High-Fidelity Image Compression with Score-based Generative Models
Emiel Hoogeboom, Eirikur Agustsson, Fabian Mentzer, Luca Versari, George Toderici, Lucas Theis
TL;DR
This work shows that score-based generative models, when carefully tuned for image compression, can surpass GAN-based baselines in perceptual realism at low bit-rates. The authors propose a two-stage pipeline: a pretrained MSE-optimized autoencoder (ELIC) followed by a diffusion- or flow-based decoder that refines reconstructions without adding bitrate. Key innovations include a reduced-noise diffusion schedule focused on high-frequency details, v-prediction for stability, and patchwise, parallel sampling to handle high-resolution images. Across datasets such as CLIC20 and MS-COCO 30k, the approach achieves state-of-the-art rate-FID, highlighting a favorable realism-versus-distortion trade-off and establishing diffusion-based compression as a competitive direction.
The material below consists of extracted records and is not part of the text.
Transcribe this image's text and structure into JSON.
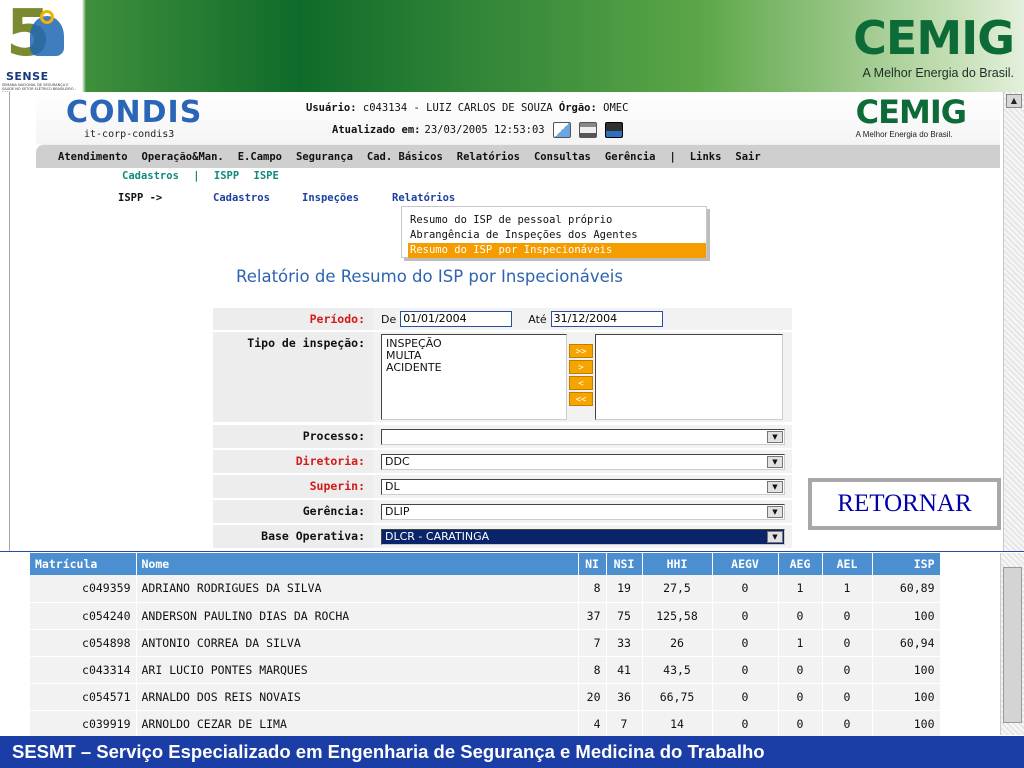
{
  "slide": {
    "logo_word": "SENSE",
    "logo_number": "5",
    "logo_tagline": "SEMANA NACIONAL DE SEGURANÇA E SAÚDE NO SETOR ELÉTRICO BRASILEIRO - 2006",
    "cemig_brand": "CEMIG",
    "cemig_slogan": "A Melhor Energia do Brasil.",
    "footer": "SESMT – Serviço Especializado em Engenharia de Segurança e Medicina do Trabalho"
  },
  "app": {
    "logo": "CONDIS",
    "host": "it-corp-condis3",
    "user_label": "Usuário:",
    "user_value": "c043134 - LUIZ CARLOS DE SOUZA",
    "org_label": "Órgão:",
    "org_value": "OMEC",
    "updated_label": "Atualizado em:",
    "updated_value": "23/03/2005 12:53:03",
    "cemig_brand": "CEMIG",
    "cemig_slogan": "A Melhor Energia do Brasil.",
    "main_menu": [
      "Atendimento",
      "Operação&Man.",
      "E.Campo",
      "Segurança",
      "Cad. Básicos",
      "Relatórios",
      "Consultas",
      "Gerência",
      "|",
      "Links",
      "Sair"
    ],
    "submenu1": [
      "Cadastros",
      "|",
      "ISPP",
      "ISPE"
    ],
    "crumb": "ISPP ->",
    "submenu2": [
      "Cadastros",
      "Inspeções",
      "Relatórios"
    ],
    "dropdown": [
      "Resumo do ISP de pessoal próprio",
      "Abrangência de Inspeções dos Agentes",
      "Resumo do ISP por Inspecionáveis"
    ],
    "report_title": "Relatório de Resumo do ISP por Inspecionáveis",
    "form": {
      "periodo_label": "Período:",
      "de_label": "De",
      "de_value": "01/01/2004",
      "ate_label": "Até",
      "ate_value": "31/12/2004",
      "tipo_label": "Tipo de inspeção:",
      "tipo_options": [
        "INSPEÇÃO",
        "MULTA",
        "ACIDENTE"
      ],
      "move_buttons": [
        ">>",
        ">",
        "<",
        "<<"
      ],
      "processo_label": "Processo:",
      "processo_value": "",
      "diretoria_label": "Diretoria:",
      "diretoria_value": "DDC",
      "superin_label": "Superin:",
      "superin_value": "DL",
      "gerencia_label": "Gerência:",
      "gerencia_value": "DLIP",
      "base_label": "Base Operativa:",
      "base_value": "DLCR - CARATINGA"
    },
    "retornar": "RETORNAR",
    "table": {
      "headers": [
        "Matrícula",
        "Nome",
        "NI",
        "NSI",
        "HHI",
        "AEGV",
        "AEG",
        "AEL",
        "ISP"
      ],
      "rows": [
        [
          "c049359",
          "ADRIANO RODRIGUES DA SILVA",
          "8",
          "19",
          "27,5",
          "0",
          "1",
          "1",
          "60,89"
        ],
        [
          "c054240",
          "ANDERSON PAULINO DIAS DA ROCHA",
          "37",
          "75",
          "125,58",
          "0",
          "0",
          "0",
          "100"
        ],
        [
          "c054898",
          "ANTONIO CORREA DA SILVA",
          "7",
          "33",
          "26",
          "0",
          "1",
          "0",
          "60,94"
        ],
        [
          "c043314",
          "ARI LUCIO PONTES MARQUES",
          "8",
          "41",
          "43,5",
          "0",
          "0",
          "0",
          "100"
        ],
        [
          "c054571",
          "ARNALDO DOS REIS NOVAIS",
          "20",
          "36",
          "66,75",
          "0",
          "0",
          "0",
          "100"
        ],
        [
          "c039919",
          "ARNOLDO CEZAR DE LIMA",
          "4",
          "7",
          "14",
          "0",
          "0",
          "0",
          "100"
        ]
      ]
    }
  },
  "colors": {
    "footer_bg": "#1a3ea6",
    "header_green": "#0f6b2a",
    "table_header": "#4b8fd0",
    "menu_accent": "#f59d00",
    "label_red": "#d11a1a"
  }
}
The work also analyzes practical considerations, such as sampling efficiency and the impact of realism bias, and points to future improvements in faster diffusion techniques.
Abstract
Despite the tremendous success of diffusion generative models in text-to-image generation, replicating this success in the domain of image compression has proven difficult. In this paper, we demonstrate that diffusion can significantly improve perceptual quality at a given bit-rate, outperforming state-of-the-art approaches PO-ELIC and HiFiC as measured by FID score. This is achieved using a simple but theoretically motivated two-stage approach combining an autoencoder targeting MSE followed by a further score-based decoder. However, as we will show, implementation details matter and the optimal design decisions can differ greatly from typical text-to-image models.